In quickly reading through the code most of the commits are relevant for extraction. There is some work to consider for how best to extract and minimize overrides.
Conclusion
This is my first pass at reading through the code changes. That’s not quite true. I did help pair for quite a bit of this work. The purpose of the write-up is two-fold: to orient to the changes and write down my process. From this analysis, I’ll start looking towards specific implementation details.
Throughout this work, I leveraged Git and rg, looking only at the changes via the command-line.
Next Steps
I’m going to let my mind mull on this overnight. I’m going to “prime” the wandering with a bit more pondering.

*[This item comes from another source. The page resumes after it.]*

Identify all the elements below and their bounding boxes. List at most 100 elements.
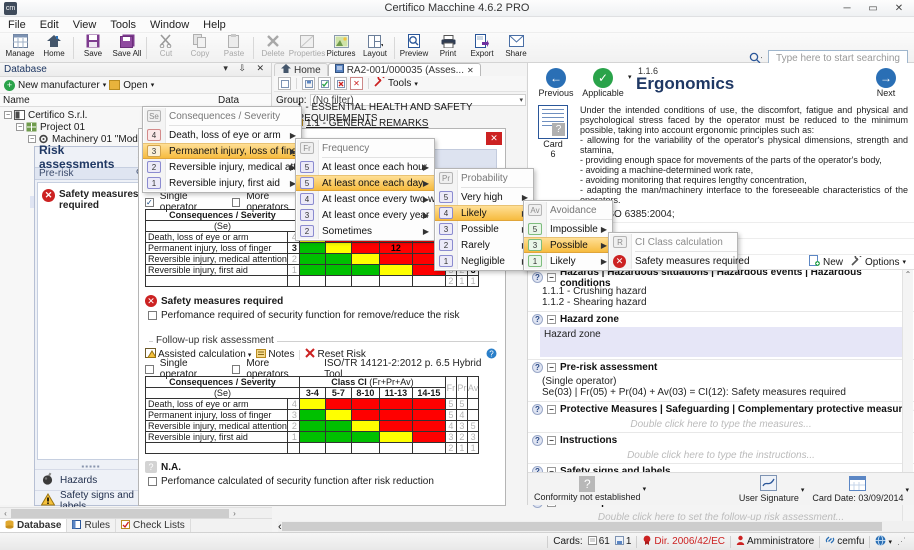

I want to get all of the relevant code into a single commit; mostly so I can see the overlay of changes via diffing tools. To do this I
would create a branch from main
, fire up an interactive Git rebase
session starting from the foundational commit 6f2e01f4
.
I’d drop the commits I marked as [Skip]
and squash together everything relevant. Then I’d look at what else I might remove from the one commit, make the changes and amend
my commit.
Then I’ll need to look at what we have and articulate a game plan for things that should go into Hyku, Hyrax, or a new gem (Hyrax::LittleSlugger
perhaps).
The above outlined tasks seem like a great exercise for tomorrow morning.